Saturday, May 10, 2008

Mother's Day-a cry for peace

It is estimated that Americans will spend $3.5 billion at Mother's Day brunches and a total of $15.8 billion on Mother's Day this year.

As we celebrate, it's worth recalling that Mother's Day began as a woman's protest against war and its aftermath.


Julia Ward Howe (1819-1910), a social activist, wrote the American Civil War anthem, 'Battle Hymn of the Republic.

She was an abolitionist and feminist who walked the Civil War battle fields and worked with the widows and orphans of that war.

When conflict between France and Germany threatened a new war, Howe penned her Mother's Day Proclamation urging mothers to rise up and prevent their sons from going to war. In 1872 she began promoting June 2nd as a Mother Day for Peace.

Howe was unsuccessful in getting Mother's Day for Peace established. It wasn't until 1914, on the eve of World War I, that President Woodrow Wilson declared Mother's Day a national holiday.


On this Mother's Day, when over 4,000 American mothers (3,935 since President Bush declared "mission accomplished")and more than one million Iraqi mothers have lost their children to the senseless and costly U.S invasion of Iraq, it's worth reflecting on the Holiday's origins.

Mother's Day Proclamation

by Julia Ward Howe, 1870

Arise then...women of this day!

Arise, all women who have hearts!
Whether your baptism be of water or of tears!
Say firmly:
"We will not have questions answered by irrelevant agencies,
Our husbands will not come to us, reeking with carnage,
For caresses and applause.
Our sons shall not be taken from us to unlearn
All that we have been able to teach them of charity, mercy and patience.
We, the women of one country,
Will be too tender of those of another country
To allow our sons to be trained to injure theirs."

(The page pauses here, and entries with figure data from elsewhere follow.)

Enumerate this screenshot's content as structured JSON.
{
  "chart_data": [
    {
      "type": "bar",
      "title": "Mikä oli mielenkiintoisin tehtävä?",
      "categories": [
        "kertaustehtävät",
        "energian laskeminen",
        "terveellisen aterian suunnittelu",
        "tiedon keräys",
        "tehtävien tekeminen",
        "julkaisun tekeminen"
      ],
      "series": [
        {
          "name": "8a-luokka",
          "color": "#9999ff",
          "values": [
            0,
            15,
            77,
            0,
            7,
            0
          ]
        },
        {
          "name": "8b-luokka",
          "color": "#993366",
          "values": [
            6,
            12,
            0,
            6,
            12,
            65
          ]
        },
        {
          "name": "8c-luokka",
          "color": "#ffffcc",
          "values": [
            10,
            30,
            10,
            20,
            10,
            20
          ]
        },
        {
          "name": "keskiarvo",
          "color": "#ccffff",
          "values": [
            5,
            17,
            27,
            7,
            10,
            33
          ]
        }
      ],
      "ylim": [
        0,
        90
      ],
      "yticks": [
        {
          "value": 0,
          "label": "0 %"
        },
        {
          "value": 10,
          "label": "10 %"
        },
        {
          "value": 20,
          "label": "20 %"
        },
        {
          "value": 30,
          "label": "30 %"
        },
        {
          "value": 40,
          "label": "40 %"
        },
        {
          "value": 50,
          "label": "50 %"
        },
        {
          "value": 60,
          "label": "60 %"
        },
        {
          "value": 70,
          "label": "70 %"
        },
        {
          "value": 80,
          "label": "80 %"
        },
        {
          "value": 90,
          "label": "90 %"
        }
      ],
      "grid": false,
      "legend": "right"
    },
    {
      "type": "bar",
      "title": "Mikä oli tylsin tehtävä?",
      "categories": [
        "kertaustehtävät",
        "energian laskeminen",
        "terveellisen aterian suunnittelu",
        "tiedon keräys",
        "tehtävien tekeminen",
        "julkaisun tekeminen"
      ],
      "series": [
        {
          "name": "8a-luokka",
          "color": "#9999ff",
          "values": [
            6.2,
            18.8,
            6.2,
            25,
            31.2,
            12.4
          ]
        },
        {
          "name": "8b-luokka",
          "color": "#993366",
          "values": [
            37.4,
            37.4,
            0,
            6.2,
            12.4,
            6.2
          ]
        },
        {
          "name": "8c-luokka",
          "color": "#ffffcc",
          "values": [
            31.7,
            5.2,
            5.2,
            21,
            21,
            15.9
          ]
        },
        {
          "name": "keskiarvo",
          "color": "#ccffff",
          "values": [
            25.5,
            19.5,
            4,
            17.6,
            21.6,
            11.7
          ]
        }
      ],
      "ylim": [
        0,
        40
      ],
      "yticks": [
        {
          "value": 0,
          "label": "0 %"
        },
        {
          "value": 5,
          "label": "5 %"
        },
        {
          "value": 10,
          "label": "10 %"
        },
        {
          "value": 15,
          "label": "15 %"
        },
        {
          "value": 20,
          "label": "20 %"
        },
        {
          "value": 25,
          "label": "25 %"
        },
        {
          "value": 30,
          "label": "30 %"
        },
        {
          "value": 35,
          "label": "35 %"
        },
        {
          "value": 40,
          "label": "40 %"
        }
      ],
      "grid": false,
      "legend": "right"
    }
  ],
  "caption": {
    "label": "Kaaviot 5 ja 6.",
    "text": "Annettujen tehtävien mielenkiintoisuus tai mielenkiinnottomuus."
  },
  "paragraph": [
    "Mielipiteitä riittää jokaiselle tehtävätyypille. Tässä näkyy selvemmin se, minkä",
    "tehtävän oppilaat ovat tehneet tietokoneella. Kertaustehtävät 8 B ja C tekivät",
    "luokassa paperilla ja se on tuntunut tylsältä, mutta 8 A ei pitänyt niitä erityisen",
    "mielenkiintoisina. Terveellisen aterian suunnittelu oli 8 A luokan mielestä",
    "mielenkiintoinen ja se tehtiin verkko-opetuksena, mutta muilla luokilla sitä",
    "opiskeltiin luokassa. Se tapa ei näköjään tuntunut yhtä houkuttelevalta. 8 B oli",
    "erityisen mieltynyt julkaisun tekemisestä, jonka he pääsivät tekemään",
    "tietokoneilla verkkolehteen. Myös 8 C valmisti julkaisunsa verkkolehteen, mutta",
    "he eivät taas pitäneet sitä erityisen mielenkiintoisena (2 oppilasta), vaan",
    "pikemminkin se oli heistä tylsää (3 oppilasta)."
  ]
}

From the voice of a devastated Earth a voice goes up with
Our own. It says: "Disarm! Disarm!
The sword of murder is not the balance of justice."
Blood does not wipe our dishonor,
Nor violence indicate possession.
As men have often forsaken the plough and the anvil
At the summons of war,
Let women now leave all that may be left of home
For a great and earnest day of counsel.
Let them meet first, as women, to bewail and commemorate the dead.
Let them solemnly take counsel with each other as to the means
Whereby the great human family can live in peace...
Each bearing after his own time the sacred impress, not of Caesar,
But of God -

In the name of womanhood and humanity, I earnestly ask

That a general congress of women without limit of nationality,
May be appointed and held at someplace deemed most convenient
And the earliest period consistent with its objects,
To promote the alliance of the different nationalities,
The amicable settlement of international questions,
The great and general interests of peace.